PLAY RECAP *******************************************************************************************************
localhost                  : ok=23   changed=3    unreachable=0    failed=0    skipped=5    rescued=0    ignored=0   

This adds a secret to the vault and allows the config-demo app to proceed. After a few seconds, we see that the status changed to healthy: 

In the Openshift console we can see that the application has finished the depoyment:

And the link shows the running application:

Even the loaded secret can be revealed by following the link.

This demo shows how secrets should be handled in a GitOps environment, where these secrets should never be managed in git, for obvious reasons! Even when the git service is a private one that is managed internally, it is a bad idea to store passwords there.

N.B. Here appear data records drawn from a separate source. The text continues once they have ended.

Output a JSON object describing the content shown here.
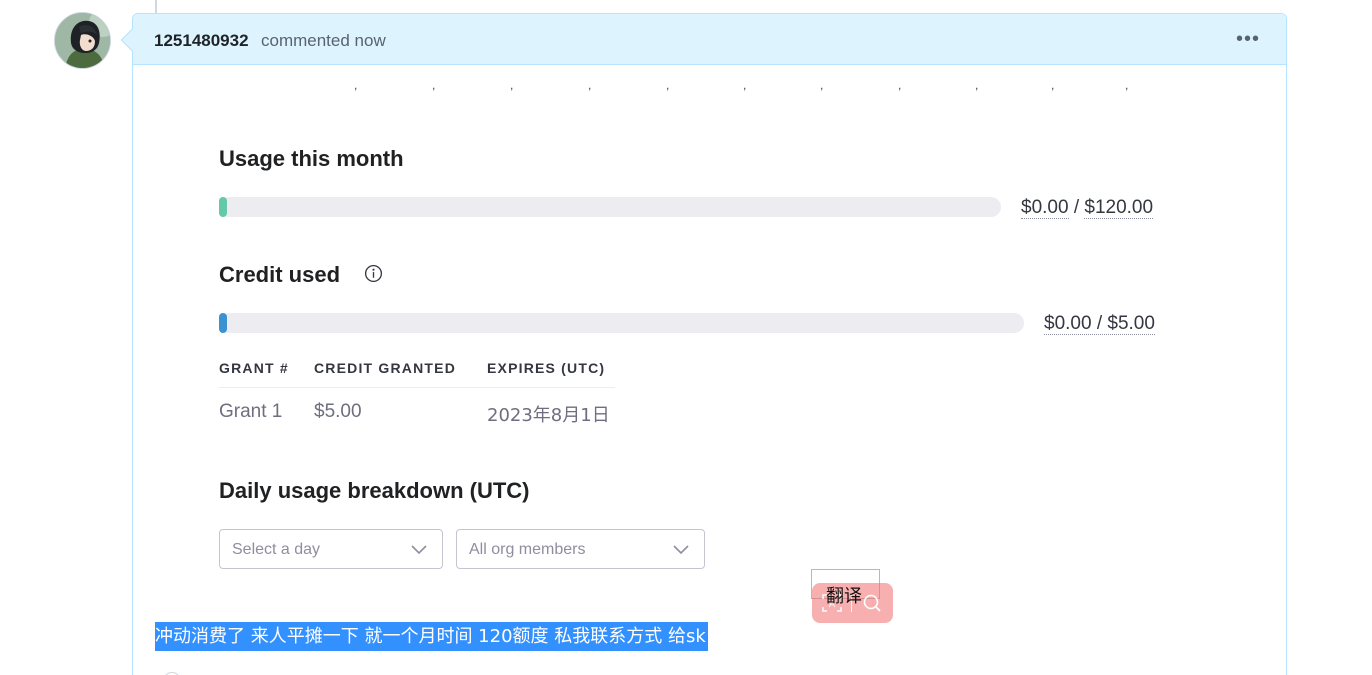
{
  "comment": {
    "author": "1251480932",
    "meta": "commented now",
    "menu_icon": "kebab-horizontal-icon",
    "avatar_icon": "anime-avatar"
  },
  "axis_ticks": [
    ",",
    ",",
    ",",
    ",",
    ",",
    ",",
    ",",
    ",",
    ",",
    ",",
    ","
  ],
  "usage": {
    "title": "Usage this month",
    "used": "$0.00",
    "separator": " / ",
    "limit": "$120.00",
    "fraction": 0.005,
    "color": "#65c8a8"
  },
  "credit": {
    "title": "Credit used",
    "info_icon": "info-icon",
    "amount": "$0.00 / $5.00",
    "fraction": 0.005,
    "color": "#3b91d1"
  },
  "grants": {
    "headers": [
      "GRANT #",
      "CREDIT GRANTED",
      "EXPIRES (UTC)"
    ],
    "rows": [
      [
        "Grant 1",
        "$5.00",
        "2023年8月1日"
      ]
    ]
  },
  "daily": {
    "title": "Daily usage breakdown (UTC)",
    "day_select": "Select a day",
    "member_select": "All org members"
  },
  "translate": {
    "label": "翻译",
    "ocr_icon": "scan-text-icon",
    "search_icon": "search-icon"
  },
  "selected_text": "冲动消费了 来人平摊一下 就一个月时间 120额度 私我联系方式 给sk"
}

We have learned that the Validated Pattern for Hybrid Multicloud Management provides a framework to deploy applications and application secrets consistently on different clouds and infrastructures using OpenShift and the GitOps paradigm. It comes with tooling and automation to manage a large number of deployments with minimal effort.

Outlook and Adoption

What does it need to adopt this for my organization and my application? We still need to integrate our own application. The simple hello-world and config-demo apps are packaged as helm charts. We could also use helm for our application. But the framework does also work with kustomize templates. The next step would be to look at the structure of the repo and see how we could add our own app. And maybe we will see another post on how to do this in the future!